Bei der Vater-Tochter-Beziehung, wie Katharina Thalbach sie zeigt, lassen sich keine Brüche erkennen, obwohl die massive Fürsorge, welche praktisch auf eine Einkerkerung hinausläuft, die pubertierende Gilda eigentlich etwas rebellisch machen dürfte. Ihre unbeirrbare Liebe zu dem fremden „Studenten“, der sich dann als höfischer Tunichtgut und Verführer entpuppt, scheint der Regisseurin offenbar „Widerstand“ genug. Dass es dem Publikum nicht genug war, machten am Ende der Premiere unüberhörbare Missfallenskundgebungen deutlich.

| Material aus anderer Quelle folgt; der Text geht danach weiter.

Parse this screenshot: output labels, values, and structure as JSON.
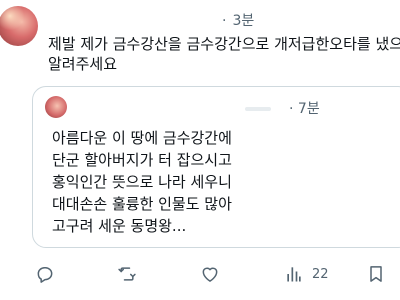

Musikalisch fällt die Aufführung in die Kategorie „erstrangig“. Alain Altinoglu dirigiert feuerköpfig die immer wieder aufsiedende Verdi-Musik, beachtet aber sorgfältig die melodische Innen- und Außenspannung. Alle Rollenprotagonisten geben ihre Partien zum ersten Mal (eine „Spezialität“ bei Laufenberg). Markus Brück verbindet immensen Bariton-Wohllaut mit vehementem Ausdruck, Anna Paliminas höhenleuchtender Gilda-Sopran lässt einen dahin schmelzen, Dmitry Korchak ist der unangenehm leichtsinnige und angenehm leichtstimmige Herzog bei äußerst fescher Erscheinung. Dazu kommt raumfüllend der dräuende Sparafucile-Bass Bjarni Thor Kristinsson, dessen Timbre etwas an Martti Talvela erinnert. Über Nino Surguladze möchte man nach der Maddalena noch nicht endgültig befinden, Oliver Zwarg donnert den Monterone-Fluch machtvoll.